Urban ecosystems may be one of the final frontiers of ecological exploration (Dolan et al. 2013). Mainstays of urban biodiversity are the urban forest patches, embedded in the matrix of urban infrastructure, remnants, or naturalized plantations. Though, urban ecological research is swirling in recent times (Lepczyk et al. 2017), limited information exists about the dynamics of urban forests in developing countries. Increased anthropogenic activities and increasing demands of ecosystem services have intensified both the stress and appeals of such areas. However, the invasion of such important areas as one of the most important threats has not been dealt with in detail.
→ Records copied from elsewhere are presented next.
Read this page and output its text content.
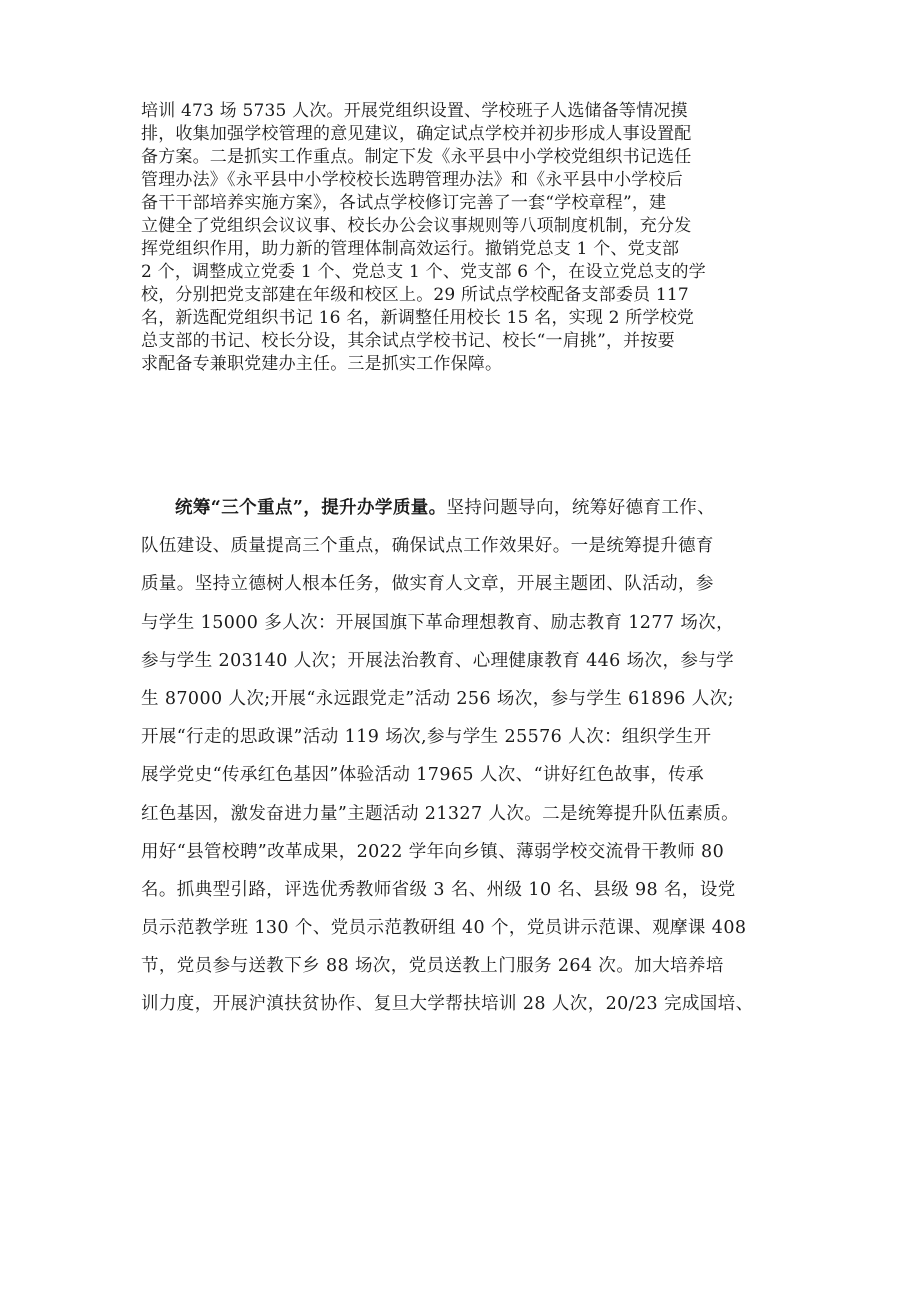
培训 473 场 5735 人次。开展党组织设置、学校班子人选储备等情况摸
排，收集加强学校管理的意见建议，确定试点学校并初步形成人事设置配
备方案。二是抓实工作重点。制定下发《永平县中小学校党组织书记选任
管理办法》《永平县中小学校校长选聘管理办法》和《永平县中小学校后
备干干部培养实施方案》，各试点学校修订完善了一套“学校章程”，建
立健全了党组织会议议事、校长办公会议事规则等八项制度机制，充分发
挥党组织作用，助力新的管理体制高效运行。撤销党总支 1 个、党支部
2 个，调整成立党委 1 个、党总支 1 个、党支部 6 个，在设立党总支的学
校，分别把党支部建在年级和校区上。29 所试点学校配备支部委员 117
名，新选配党组织书记 16 名，新调整任用校长 15 名，实现 2 所学校党
总支部的书记、校长分设，其余试点学校书记、校长“一肩挑”，并按要
求配备专兼职党建办主任。三是抓实工作保障。
统筹“三个重点”，提升办学质量。坚持问题导向，统筹好德育工作、
队伍建设、质量提高三个重点，确保试点工作效果好。一是统筹提升德育
质量。坚持立德树人根本任务，做实育人文章，开展主题团、队活动，参
与学生 15000 多人次：开展国旗下革命理想教育、励志教育 1277 场次，
参与学生 203140 人次；开展法治教育、心理健康教育 446 场次，参与学
生 87000 人次;开展“永远跟党走”活动 256 场次，参与学生 61896 人次;
开展“行走的思政课”活动 119 场次,参与学生 25576 人次：组织学生开
展学党史“传承红色基因”体验活动 17965 人次、“讲好红色故事，传承
红色基因，激发奋进力量”主题活动 21327 人次。二是统筹提升队伍素质。
用好“县管校聘”改革成果，2022 学年向乡镇、薄弱学校交流骨干教师 80
名。抓典型引路，评选优秀教师省级 3 名、州级 10 名、县级 98 名，设党
员示范教学班 130 个、党员示范教研组 40 个，党员讲示范课、观摩课 408
节，党员参与送教下乡 88 场次，党员送教上门服务 264 次。加大培养培
训力度，开展沪滇扶贫协作、复旦大学帮扶培训 28 人次，20/23 完成国培、
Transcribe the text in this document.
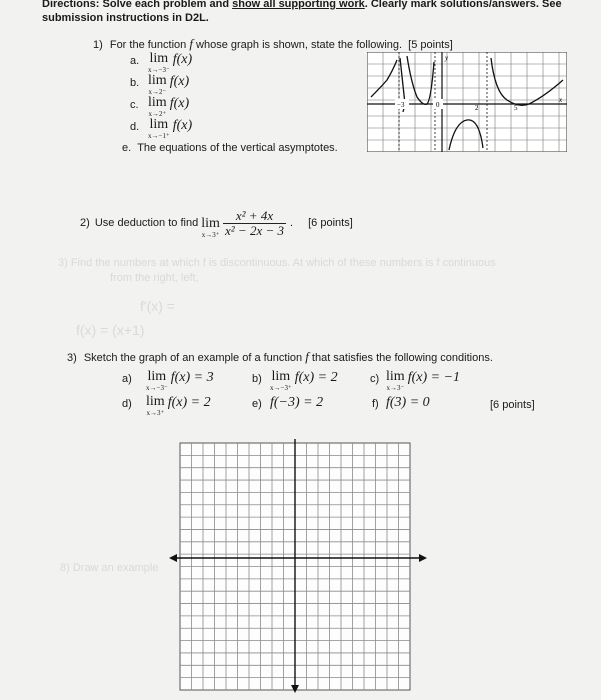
Directions: Solve each problem and show all supporting work. Clearly mark solutions/answers. See
submission instructions in D2L.
1) For the function f whose graph is shown, state the following. [5 points]
a. lim
x→−3⁻
f(x)
b. lim
x→2⁻
f(x)
c. lim
x→2⁺
f(x)
d. lim
x→−1⁺
f(x)
e. The equations of the vertical asymptotes.
−3	0	2	5
x
y
2) Use deduction to find lim
x→3⁺
$\frac{\text{x² + 4x}}{\text{x² − 2x − 3}}$ . [6 points]
3) Find the numbers at which f is discontinuous. At which of these numbers is f continuous
from the right, left,
f'(x) =
f(x) = (x+1)
8) Draw an example
3) Sketch the graph of an example of a function f that satisfies the following conditions.
a) lim
x→−3⁻
f(x) = 3	b) lim
x→−3⁺
f(x) = 2	c) lim
x→3⁻
f(x) = −1
d) lim
x→3⁺
f(x) = 2	e) f(−3) = 2	f) f(3) = 0	[6 points]
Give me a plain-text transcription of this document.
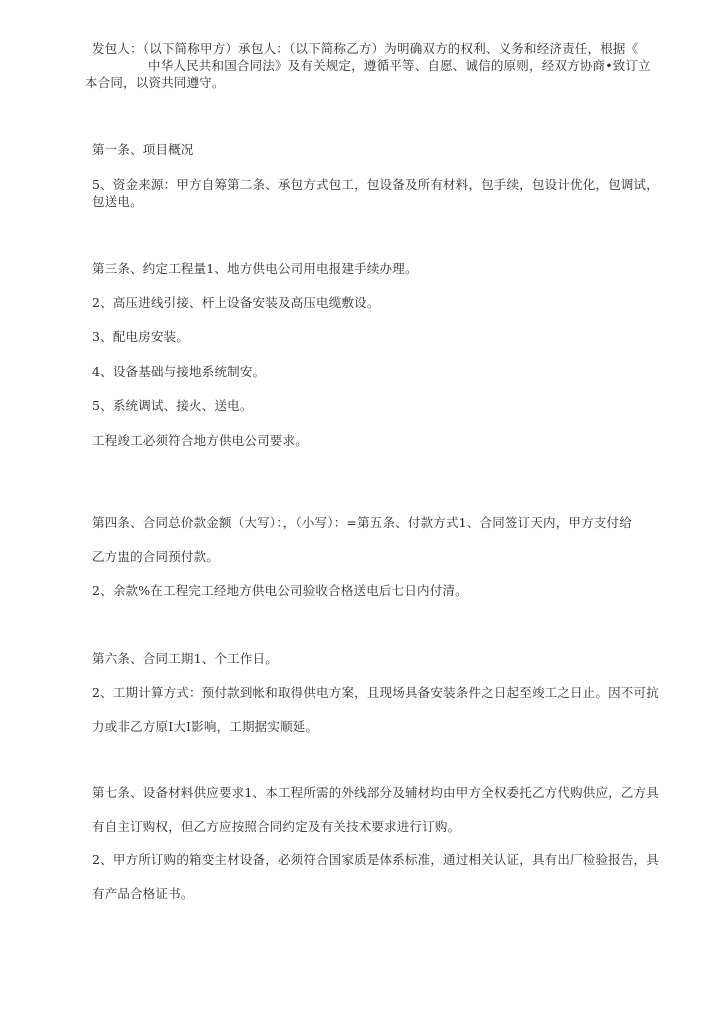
发包人：（以下简称甲方）承包人：（以下简称乙方）为明确双方的权利、义务和经济责任，根据《
中华人民共和国合同法》及有关规定，遵循平等、自愿、诚信的原则，经双方协商•致订立
本合同，以资共同遵守。
第一条、项目概况
5、资金来源：甲方自筹第二条、承包方式包工，包设备及所有材料，包手续，包设计优化，包调试，
包送电。
第三条、约定工程量1、地方供电公司用电报建手续办理。
2、高压进线引接、杆上设备安装及高压电缆敷设。
3、配电房安装。
4、设备基础与接地系统制安。
5、系统调试、接火、送电。
工程竣工必须符合地方供电公司要求。
第四条、合同总价款金额（大写）：，（小写）：=第五条、付款方式1、合同签订天内，甲方支付给
乙方盅的合同预付款。
2、余款%在工程完工经地方供电公司验收合格送电后七日内付清。
第六条、合同工期1、个工作日。
2、工期计算方式：预付款到帐和取得供电方案，且现场具备安装条件之日起至竣工之日止。因不可抗
力或非乙方原I大I影响，工期据实顺延。
第七条、设备材料供应要求1、本工程所需的外线部分及辅材均由甲方全权委托乙方代购供应，乙方具
有自主订购权，但乙方应按照合同约定及有关技术要求进行订购。
2、甲方所订购的箱变主材设备，必须符合国家质是体系标准，通过相关认证，具有出厂检验报告，具
有产品合格证书。
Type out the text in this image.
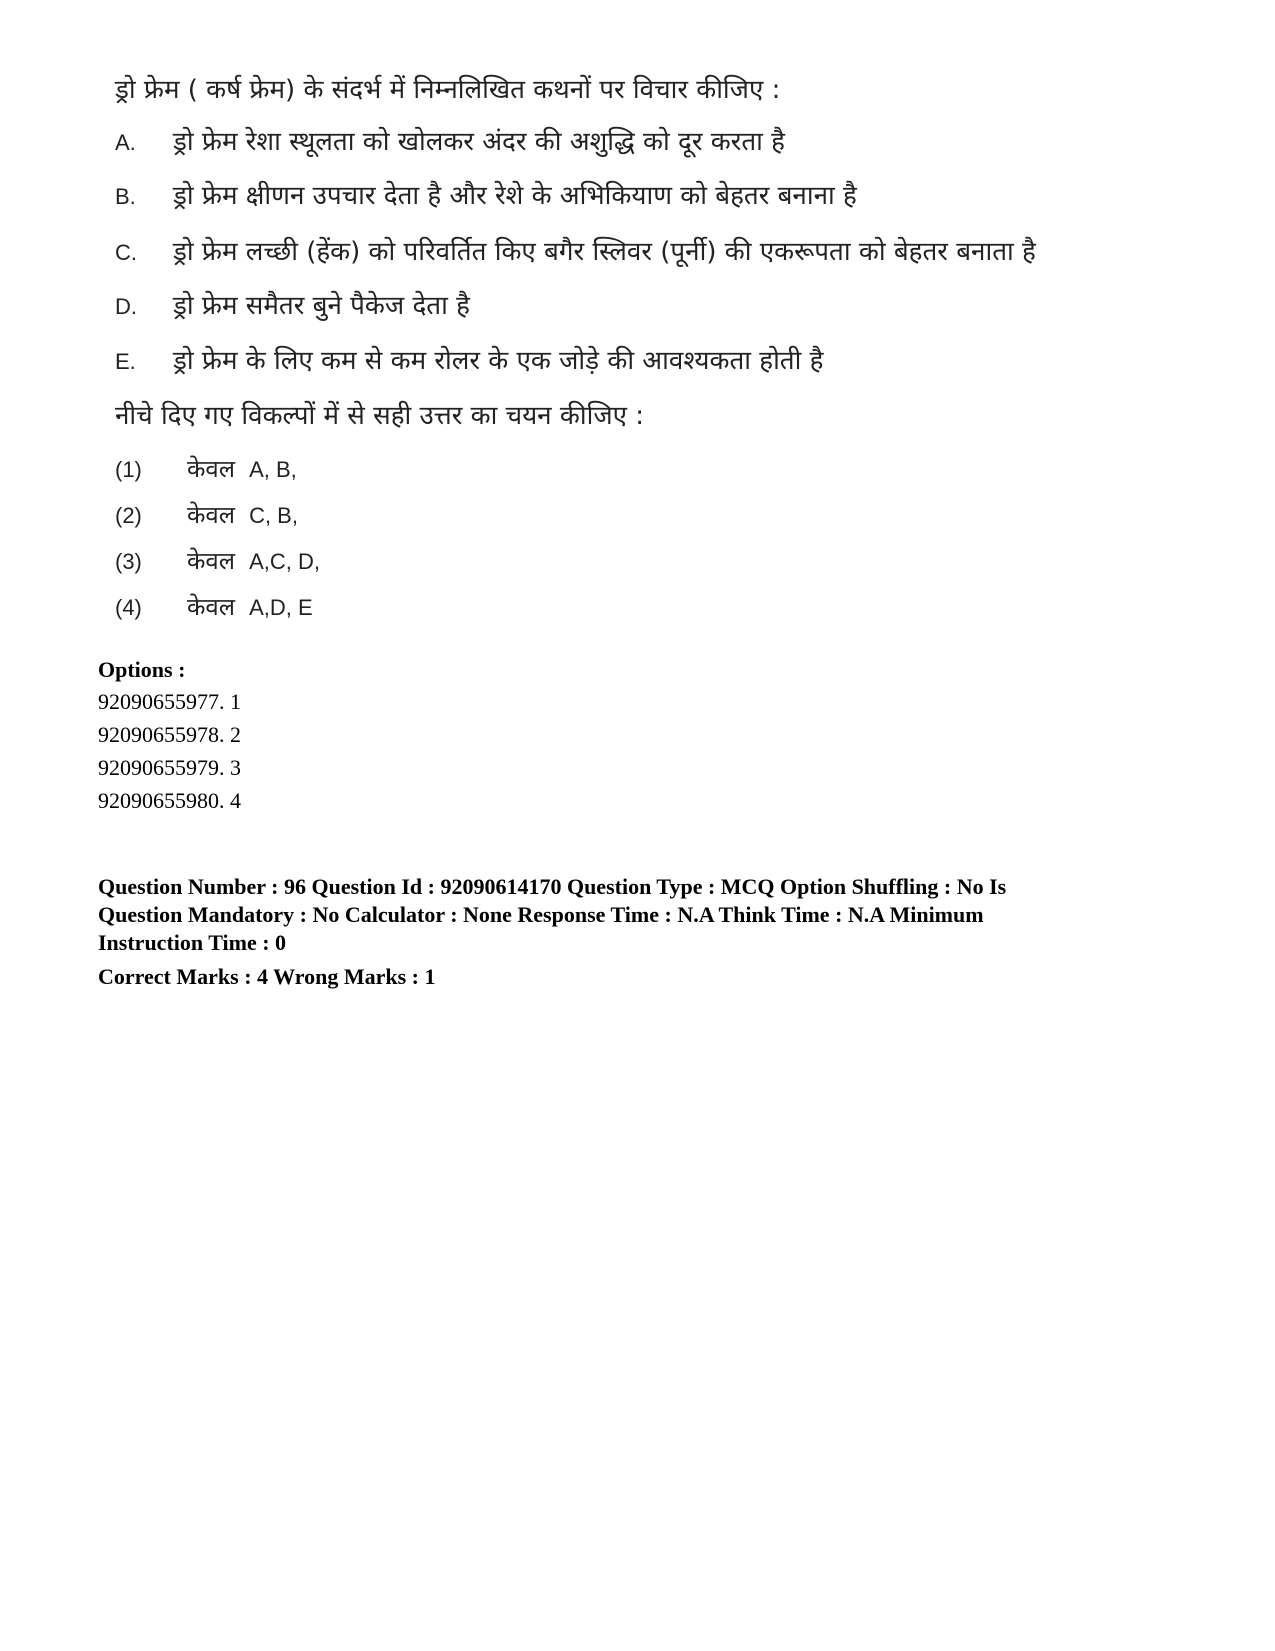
ड्रो फ्रेम ( कर्ष फ्रेम) के संदर्भ में निम्नलिखित कथनों पर विचार कीजिए :
A.	ड्रो फ्रेम रेशा स्थूलता को खोलकर अंदर की अशुद्धि को दूर करता है
B.	ड्रो फ्रेम क्षीणन उपचार देता है और रेशे के अभिकियाण को बेहतर बनाना है
C.	ड्रो फ्रेम लच्छी (हेंक) को परिवर्तित किए बगैर स्लिवर (पूर्नी) की एकरूपता को बेहतर बनाता है
D.	ड्रो फ्रेम समैतर बुने पैकेज देता है
E.	ड्रो फ्रेम के लिए कम से कम रोलर के एक जोड़े की आवश्यकता होती है
नीचे दिए गए विकल्पों में से सही उत्तर का चयन कीजिए :
(1)	केवल A, B,
(2)	केवल C, B,
(3)	केवल A,C, D,
(4)	केवल A,D, E
Options :
92090655977. 1
92090655978. 2
92090655979. 3
92090655980. 4
Question Number : 96 Question Id : 92090614170 Question Type : MCQ Option Shuffling : No Is
Question Mandatory : No Calculator : None Response Time : N.A Think Time : N.A Minimum
Instruction Time : 0
Correct Marks : 4 Wrong Marks : 1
Invasive plant species bring a profound impact on the trophic structure of forest ecosystem (McCary et al. 2016). As developing countries have limited capacity to apply remedy measures against the problem of ecological invasion (Early et al. 2016), it is crucial to understand the factors that offer resistance of the ecosystem against invasion.
Rapidly urbanizing landscapes in developing nations with several urban forest patches provide an opportunity to deal with the ecological role of forest structure relating to the invasion and future vulnerability. In the face of growing challenges, understanding the factors which regulate the temporal and spatial dynamics is crucial for conserving urban biodiversity. Despite invasion being the subject of interest for more than six decades following the pioneering work of Elton (1958), we are yet to reach a common understanding of the factors responsible to drive the invasion of the species. In the case of urban areas, the problem is even severe as invasion science has yet to give significant attention to the invasion dynamics, patterns, and processes in the urban ecosystem (Gaertner et al. 2017).
There is a considerable debate on the factors associated with the invasion of the urban sites with invasive species. Native species richness can buffer the impact of invasive species when the sites are undisturbed but not the same when the sites are disturbed (Pinto and Ortega 2016). Understanding the role of forest dynamics and structural control on the spread of invasive species is essential to formulate the management plan (Baret et al. 2008). In the context of knowledge void regarding the implication of tree species richness, abundance, and forest structure on the regulation of invasion of the urban forest, this study aimed at generating information on two fronts: i) to assess the role site-level disturbances play on the invasion probability within the urban forests and ii) comprehend the importance of structural attributes of forests to provide defense against invasion. For this purpose, factors associated with the occurrence of invasive species in urban forests were explored employing a correlational approach followed by predictive modeling. Our study focuses on Kathmandu valley, Nepal is envisaged to fill the knowledge gap on the factors regulating the presence of invasive species in urban forest patches.